Avant mai 2022, des rares cas de varioles du singe détectés aux États-Unis, au Royaume-Uni, en Israël ou à Singapour, étaient survenus chez des personnes revenues du Nigéria. Dans l’hémisphère nord, ces cas étaient, jusqu’à présent, toujours restés isolés et circonscrits.
Depuis le début du mois de mai, la situation a quelque peu évolué, puisque plusieurs cas ont été détectés dans de nombreux pays européens, mais également en Amérique du Nord, en Israël et en Australie.
En Afrique, le taux de létalité provoqué par la variole du singe varie de 1 à 10% selon la souche. Il existe deux souches du virus : une souche peu létale (1%) qui circule en Afrique de l’Ouest et une beaucoup dangereuse en Afrique centrale, principalement dans le bassin du Congo.
En Europe et aux États-Unis, c’est la souche peu létale qui circule et à l’exception des personnes fragiles ou immunodéprimées, les patients qui contractent ce virus, guérissent spontanément.
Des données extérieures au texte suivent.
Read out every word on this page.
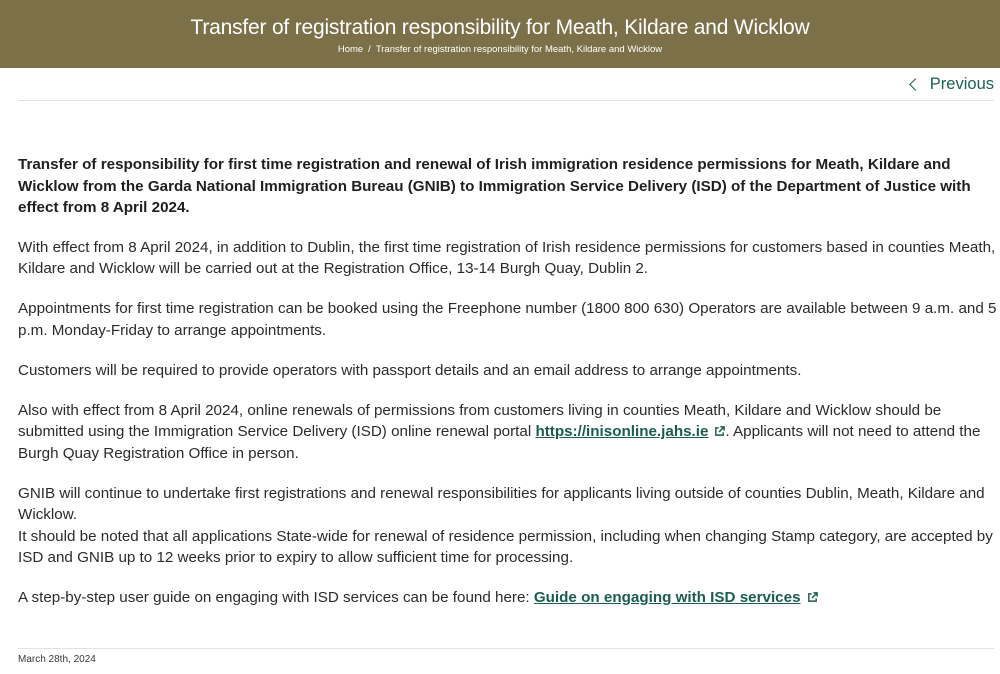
Transfer of registration responsibility for Meath, Kildare and Wicklow
Home / Transfer of registration responsibility for Meath, Kildare and Wicklow
Previous

Transfer of responsibility for first time registration and renewal of Irish immigration residence permissions for Meath, Kildare and Wicklow from the Garda National Immigration Bureau (GNIB) to Immigration Service Delivery (ISD) of the Department of Justice with effect from 8 April 2024.

With effect from 8 April 2024, in addition to Dublin, the first time registration of Irish residence permissions for customers based in counties Meath, Kildare and Wicklow will be carried out at the Registration Office, 13-14 Burgh Quay, Dublin 2.

Appointments for first time registration can be booked using the Freephone number (1800 800 630) Operators are available between 9 a.m. and 5 p.m. Monday-Friday to arrange appointments.

Customers will be required to provide operators with passport details and an email address to arrange appointments.

Also with effect from 8 April 2024, online renewals of permissions from customers living in counties Meath, Kildare and Wicklow should be submitted using the Immigration Service Delivery (ISD) online renewal portal https://inisonline.jahs.ie . Applicants will not need to attend the Burgh Quay Registration Office in person.

GNIB will continue to undertake first registrations and renewal responsibilities for applicants living outside of counties Dublin, Meath, Kildare and Wicklow.

It should be noted that all applications State-wide for renewal of residence permission, including when changing Stamp category, are accepted by ISD and GNIB up to 12 weeks prior to expiry to allow sufficient time for processing.

A step-by-step user guide on engaging with ISD services can be found here: Guide on engaging with ISD services

March 28th, 2024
Le projet du laboratoire du Maryland
Le laboratoire du Maryland prévoit d'élaborer une souche hybride du virus de la variole du singe qui circule actuellement aux États-Unis. L’expérimentation menée par l’équipe du Maryland serait dirigée par Bernard Moss, un scientifique rattaché au NIAID. Elle consisterait à échanger des gènes entre deux souches de variole du singe. Les chercheurs en charge de l’expérimentation travailleraient sur le clade (groupe de taxons ayant une origine phylétique. Unité de base dans la classification phylogénétique des espèces, le clade contient l’ancêtre commun et la totalité des descendants) dominant (clade 2), afin de le rendre plus létal et susceptible d’infecter les souris. La raison de cette expérience serait la recherche de nouveaux médicaments pour l’homme.
Dans le détail, l'expérimentation consisterait à « extraire des dizaines de gènes du virus de la variole du singe de clade 1, plus grave, et à les introduire dans le virus de clade 2, plus bénin. » Une fois créée, la nouvelle souche hybride serait testée sur les souris tandis que les chercheurs surveilleraient l’évolution de la maladie.
Pour parer à toute critique sur la recherche de gain de fonction, les scientifiques du Maryland ont expliqué que leurs travaux ne consistaient pas à « améliorer » un agent pathogène. En effet, l’expérimentation consisterait à échanger les mutations naturelles, mais pas à en créer de nouvelles. Par conséquent, l’hybride créé ne pourrait pas être plus mortel que les clades existants.
En 2018, le laboratoire du Maryland avait déjà mené des travaux sur la variole du singe. À l’époque, l’équipe avait tenté l’inverse de ce que les chercheurs projettent de faire aujourd’hui ; ils avaient échangé des gènes du clade 2 qui est le moins virulent et les avaient introduits dans le clade 1 pour le rendre moins dangereux. L’expérience avait été exemptée de tout contrôle, car les personnes en charge de la surveillance génomique des agents pathogènes avaient estimé que le virus de la variole du singe ne pouvait pas se propager de manière incontrôlée ; il n’atteignait pas le seuil critique qui puisse le faire qualifier d'agent pathogène à potentiel pandémique. De plus, le virus était à cette époque circonscrit à l’Afrique et n’avait touché le continent européen et américain que de manière sporadique. Ces manipulations destinées à rendre le virus moins mortel s'étaient cependant soldées par un échec.
Ce nouveau projet d'expérimentation qui intervient dans un contexte d’inquiétude croissante est loin de réjouir l’ensemble de la communauté scientifique. Pour le Dr Richard Ebright, microbiologiste à l'université Rutgers du New Jersey, cette recherche « présente un risque exceptionnellement élevé » si un accident de laboratoire se produisait, laissant le virus s’échapper.